On the seventh day, the deadlock over administrative procedure was broken. To a conference hurried Russia's Marshal Georgi Zhukov, the U.S.'s Lieut. General Lucius D. Clay and Britain's Lieut. General Sir Ronald M. Weeks. An official statement said "useful decisions [were] reached in an atmosphere of complete and mutual understanding." Correspondents passed the word along that Marshal Zhukov, hitherto inhibited by the presence of the Kremlin's strong-arm troubleshooter, Vice Commissar of Foreign Affairs Andrei Vishinsky, had received more discretionary authority and was using it to speed up cooperation. Soon it was announced that:
P:A four-power administrative council, the Kommandantur* would be organized. Its chairmanship would rotate (every 15 days) among the Russian, U.S., British and French military governments.
P:Each power would be responsible for food and fuel for the inhabitants of its zone. This meant that Americans, British and French must haul most of their supplies from west of the Elbe, a comedown from the original Anglo-U.S. contention that Berlin's outlying regions, which are under Russian control, should be Berlin's breadbasket. The Russian part of Germany was seriously short of supplies and could not support all Berlin.
P:No new laws or regulations would be proclaimed for Berlin without unanimous consent of the four powers. This gave the Russians veto power over any change in the administrative system they had already set up.
Cordiality & Cocktails. Next day the Kommandantur held its first meeting, at Red Army headquarters. Russia's Colonel General Alexander Gorbatov presided. Other representatives: for the U.S., Major General Floyd L. Parks; for Britain, Major General Lewis O. Lyne; for France, Major General Geoffrey de Beauchesne. Said the BBC: "Cordiality prevailed."
Right after the meeting came cocktails. In his requisitioned Dahlem villa Colonel Frank L. Howley, military governor of Berlin's U.S. zone, threw a party for 100 Allied officers. The Russians, unaccustomed to cocktail protocol, drank on & on, stayed on & on--but no dinner was served. Tactful U.S. interpreters finally hinted that the party was over. General Gorbatov politely shook hands with all his fellow-guests, then led away the puzzled Russians.

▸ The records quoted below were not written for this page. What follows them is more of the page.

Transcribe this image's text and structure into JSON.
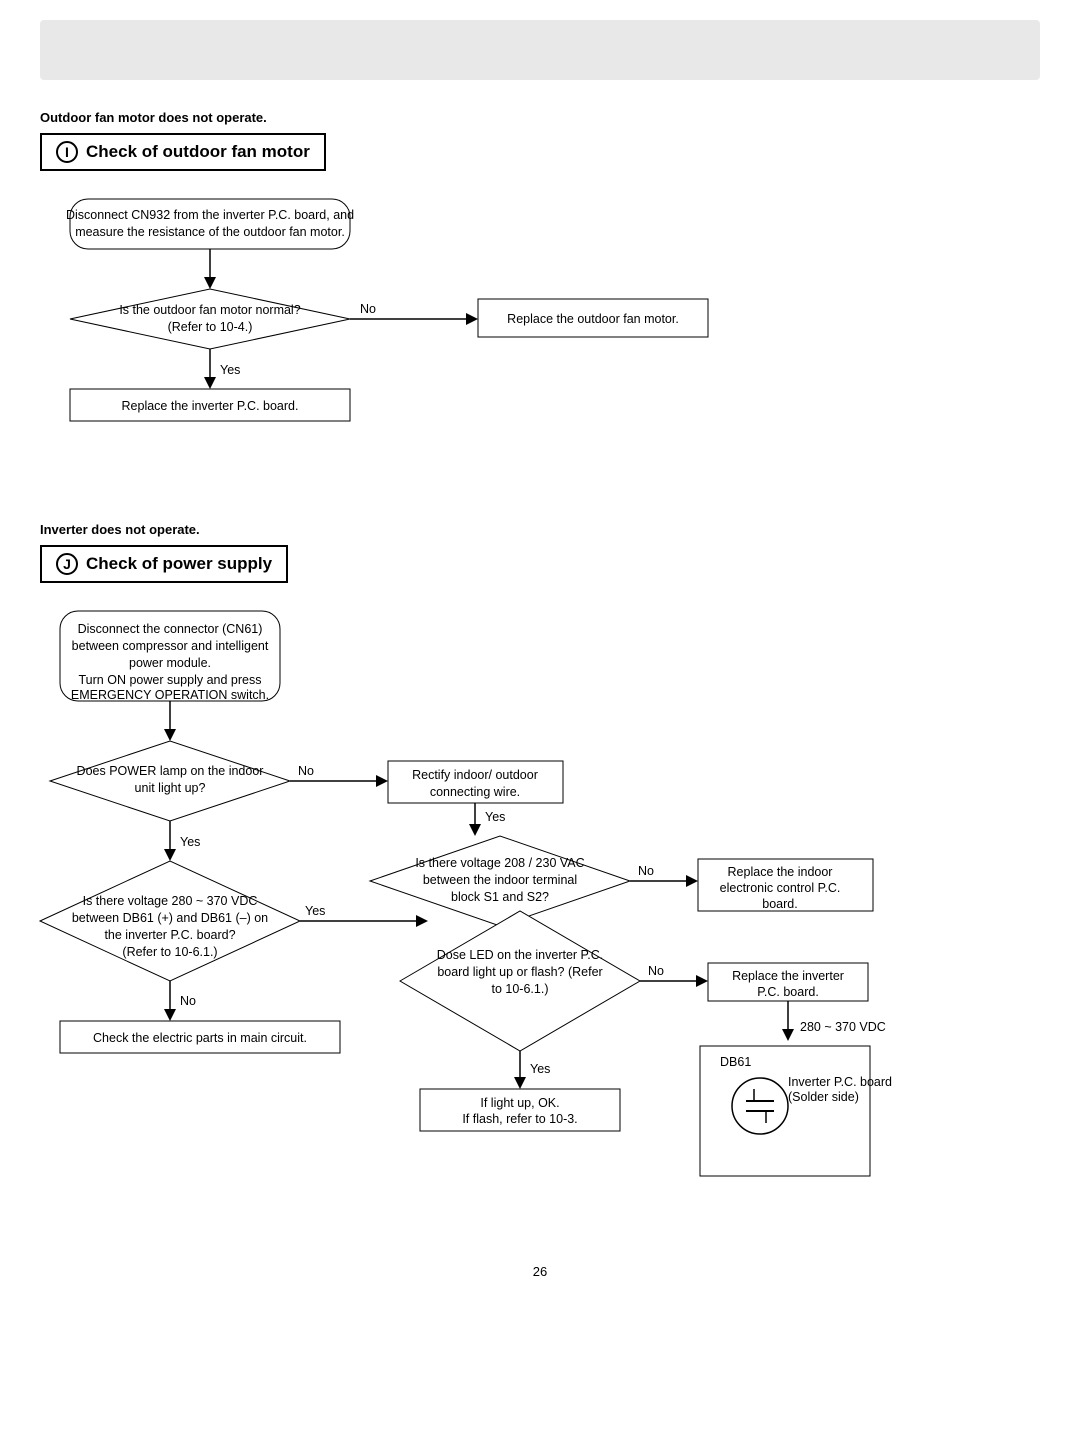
{
  "page": {
    "number": "26",
    "header_bg": "#e0e0e0"
  },
  "section_i": {
    "fault_label": "Outdoor fan motor does not operate.",
    "circle_letter": "I",
    "title": "Check of outdoor fan motor",
    "step1": "Disconnect CN932 from the inverter P.C. board, and\nmeasure the resistance of the outdoor fan motor.",
    "question1": "Is the outdoor fan motor normal?\n(Refer to 10-4.)",
    "no_label": "No",
    "yes_label": "Yes",
    "action_no": "Replace the outdoor fan motor.",
    "action_yes": "Replace the inverter P.C. board."
  },
  "section_j": {
    "fault_label": "Inverter does not operate.",
    "circle_letter": "J",
    "title": "Check of power supply",
    "step1_line1": "Disconnect the connector (CN61)",
    "step1_line2": "between compressor and intelligent",
    "step1_line3": "power module.",
    "step1_line4": "Turn ON power supply and press",
    "step1_line5": "EMERGENCY OPERATION switch.",
    "question1_line1": "Does POWER lamp on the indoor",
    "question1_line2": "unit light up?",
    "no1_label": "No",
    "yes1_label": "Yes",
    "action_rectify_line1": "Rectify indoor/ outdoor",
    "action_rectify_line2": "connecting wire.",
    "yes2_label": "Yes",
    "question2_line1": "Is there voltage 208 / 230 VAC",
    "question2_line2": "between the indoor terminal",
    "question2_line3": "block S1 and S2?",
    "no2_label": "No",
    "action_replace_indoor_line1": "Replace the indoor",
    "action_replace_indoor_line2": "electronic control P.C.",
    "action_replace_indoor_line3": "board.",
    "question3_line1": "Is there voltage 280 ~ 370 VDC",
    "question3_line2": "between DB61 (+) and DB61 (–) on",
    "question3_line3": "the inverter P.C. board?",
    "question3_line4": "(Refer to 10-6.1.)",
    "yes3_label": "Yes",
    "question4_line1": "Dose LED on the inverter P.C.",
    "question4_line2": "board light up or flash? (Refer",
    "question4_line3": "to 10-6.1.)",
    "no3_label": "No",
    "action_replace_inverter_line1": "Replace the inverter",
    "action_replace_inverter_line2": "P.C. board.",
    "no4_label": "No",
    "action_check_electric": "Check the electric parts in main circuit.",
    "yes4_label": "Yes",
    "action_light_up_line1": "If light up, OK.",
    "action_light_up_line2": "If flash, refer to 10-3.",
    "voltage_label": "280 ~ 370 VDC",
    "db61_label": "DB61",
    "board_label_line1": "Inverter P.C. board",
    "board_label_line2": "(Solder side)"
  }
}
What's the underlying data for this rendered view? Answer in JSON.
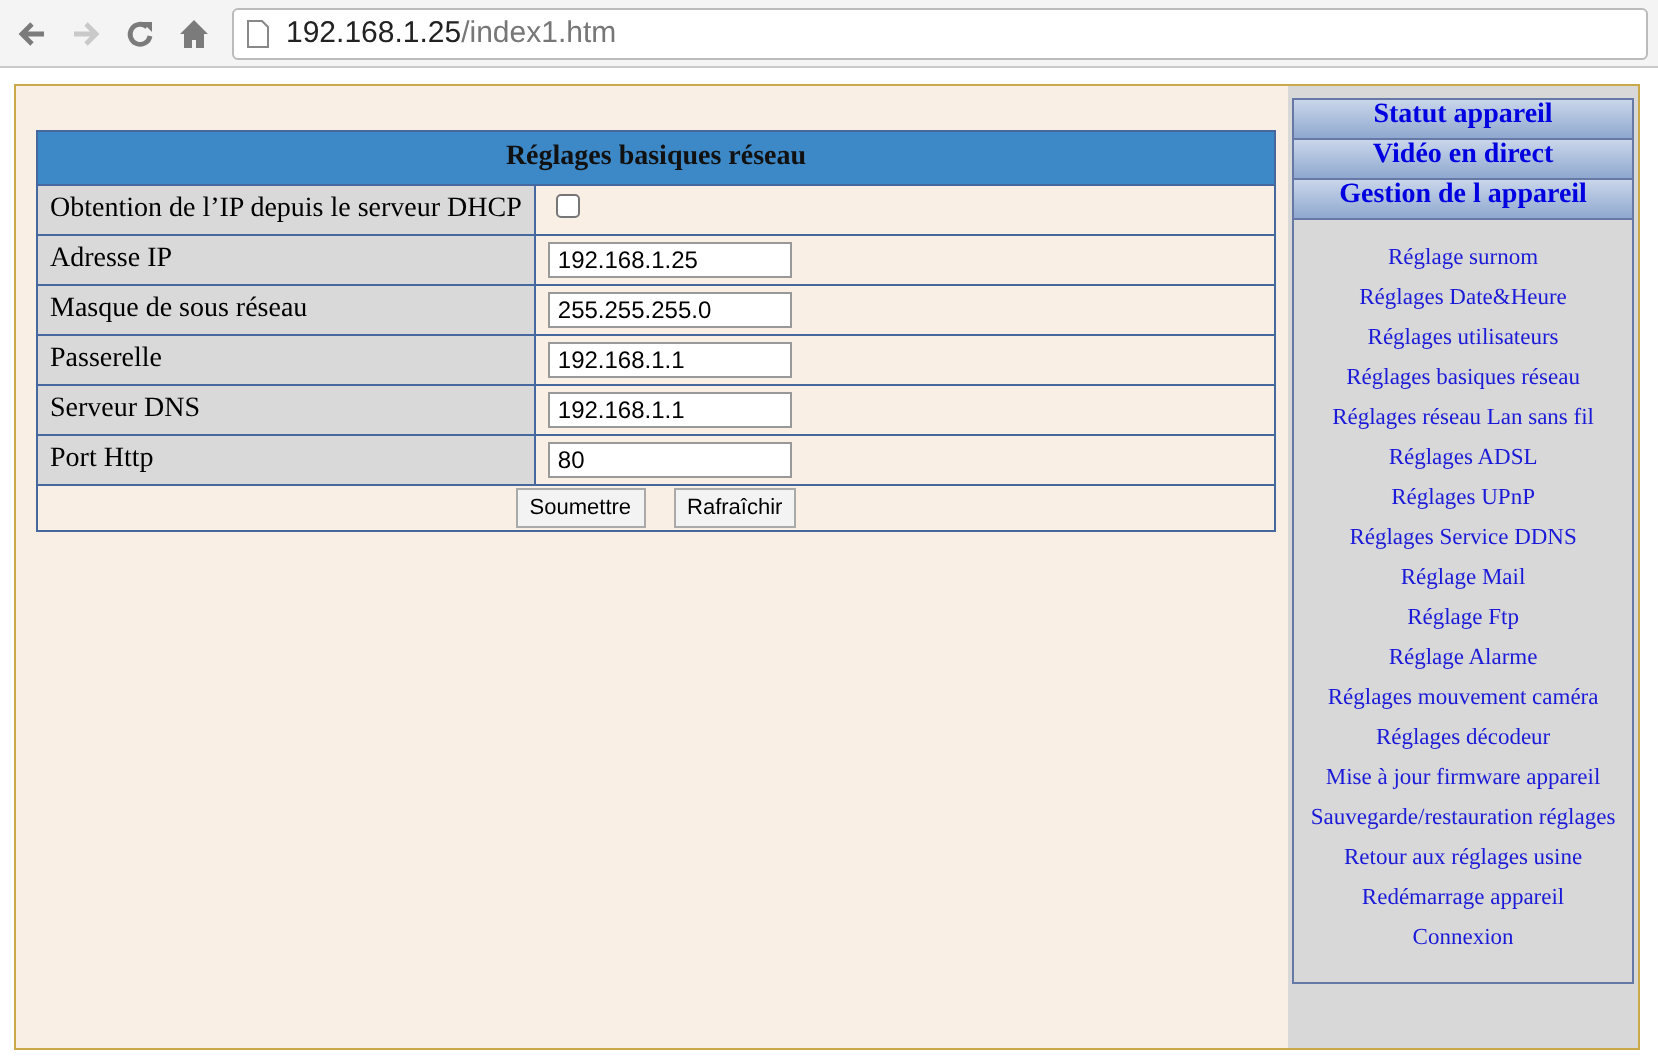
{
  "browser": {
    "back_disabled": false,
    "forward_disabled": true,
    "url_host": "192.168.1.25",
    "url_path": "/index1.htm"
  },
  "form": {
    "title": "Réglages basiques réseau",
    "rows": [
      {
        "kind": "checkbox",
        "label": "Obtention de l’IP depuis le serveur DHCP",
        "checked": false
      },
      {
        "kind": "text",
        "label": "Adresse IP",
        "value": "192.168.1.25"
      },
      {
        "kind": "text",
        "label": "Masque de sous réseau",
        "value": "255.255.255.0"
      },
      {
        "kind": "text",
        "label": "Passerelle",
        "value": "192.168.1.1"
      },
      {
        "kind": "text",
        "label": "Serveur DNS",
        "value": "192.168.1.1"
      },
      {
        "kind": "text",
        "label": "Port Http",
        "value": "80"
      }
    ],
    "buttons": [
      "Soumettre",
      "Rafraîchir"
    ]
  },
  "sidebar": {
    "sections": [
      "Statut appareil",
      "Vidéo en direct",
      "Gestion de l appareil"
    ],
    "items": [
      "Réglage surnom",
      "Réglages Date&Heure",
      "Réglages utilisateurs",
      "Réglages basiques réseau",
      "Réglages réseau Lan sans fil",
      "Réglages ADSL",
      "Réglages UPnP",
      "Réglages Service DDNS",
      "Réglage Mail",
      "Réglage Ftp",
      "Réglage Alarme",
      "Réglages mouvement caméra",
      "Réglages décodeur",
      "Mise à jour firmware appareil",
      "Sauvegarde/restauration réglages",
      "Retour aux réglages usine",
      "Redémarrage appareil",
      "Connexion"
    ]
  }
}
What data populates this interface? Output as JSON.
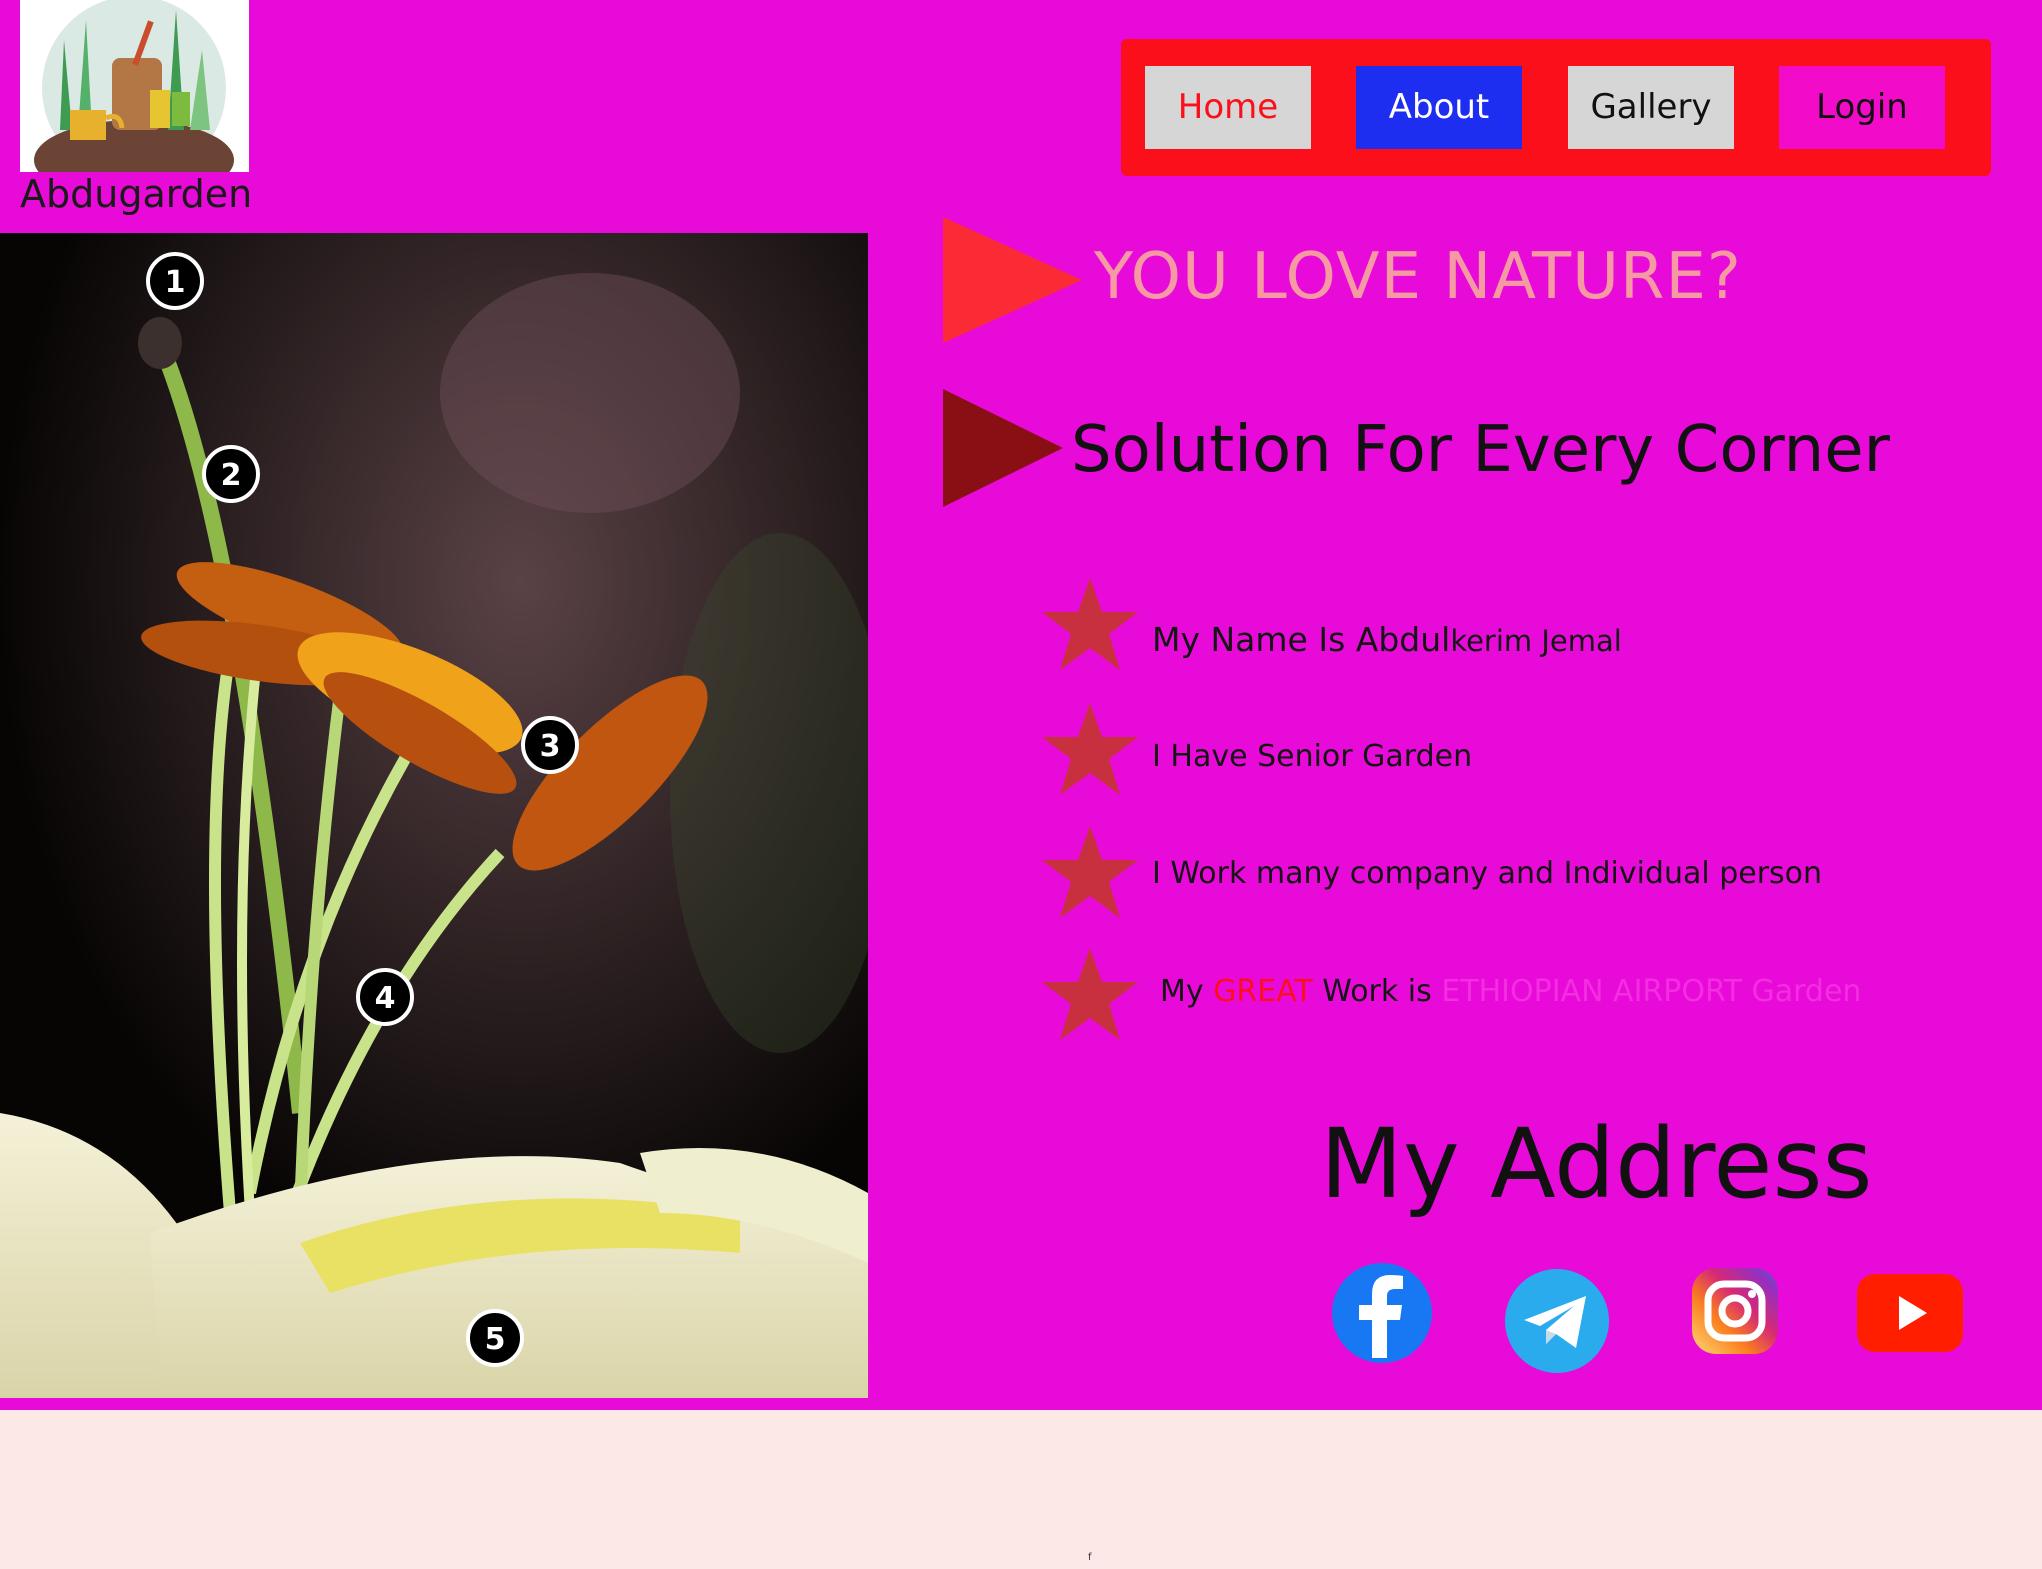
{
  "brand": {
    "name": "Abdugarden",
    "logo_icon": "garden-logo-icon"
  },
  "nav": {
    "items": [
      {
        "label": "Home",
        "color": "#fb0f1a",
        "bg": "#d6d6d6"
      },
      {
        "label": "About",
        "color": "#ffffff",
        "bg": "#1e2ef0"
      },
      {
        "label": "Gallery",
        "color": "#111111",
        "bg": "#d6d6d6"
      },
      {
        "label": "Login",
        "color": "#111111",
        "bg": "#f20bc8"
      }
    ],
    "bar_color": "#fb0f1a"
  },
  "photo": {
    "markers": [
      "1",
      "2",
      "3",
      "4",
      "5"
    ]
  },
  "headings": {
    "tagline": "YOU LOVE NATURE?",
    "subtitle": "Solution For Every Corner"
  },
  "list": {
    "item1_prefix": "My Name Is  Abdul",
    "item1_suffix": "kerim Jemal",
    "item2": "I Have Senior Garden",
    "item3": "I Work  many company and  Individual person",
    "item4_a": "My ",
    "item4_b": "GREAT",
    "item4_c": " Work is ",
    "item4_d": "ETHIOPIAN AIRPORT Garden"
  },
  "address": {
    "title": "My Address",
    "socials": [
      "facebook-icon",
      "telegram-icon",
      "instagram-icon",
      "youtube-icon"
    ]
  },
  "footer": {
    "mark": "f"
  },
  "colors": {
    "background": "#e80ad8",
    "footer": "#fde8e8",
    "star": "#c8303f"
  }
}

Ribbons & Spoils. Next morning the U.S. and British military governments took full command of their respective sectors. (The French had to wait, as guests of the British, until their slice of Berlin was precisely determined.) Local Russian commanding officers paid courtesy calls on their Allied opposites. Britain's Field Marshal Sir Bernard Law Montgomery, in a ceremony attended by 100 stately Grenadier Guardsmen went to the Brandenburger Tor, there awarded Marshal Zhukov the "Honory Knight Grand Cross of the Most Honorable Order of the Bath."
G.I.s and Tommies at last took over their respective billets, Red Armymen withdrew into the Russian zone, together with wagonloads of German furniture and other souvenirs. At week's end U.S. and British officials froze civilians in their zones so that there could be no large-scale emigration of civilians from the Russian zone.
*German for "residence of the commander."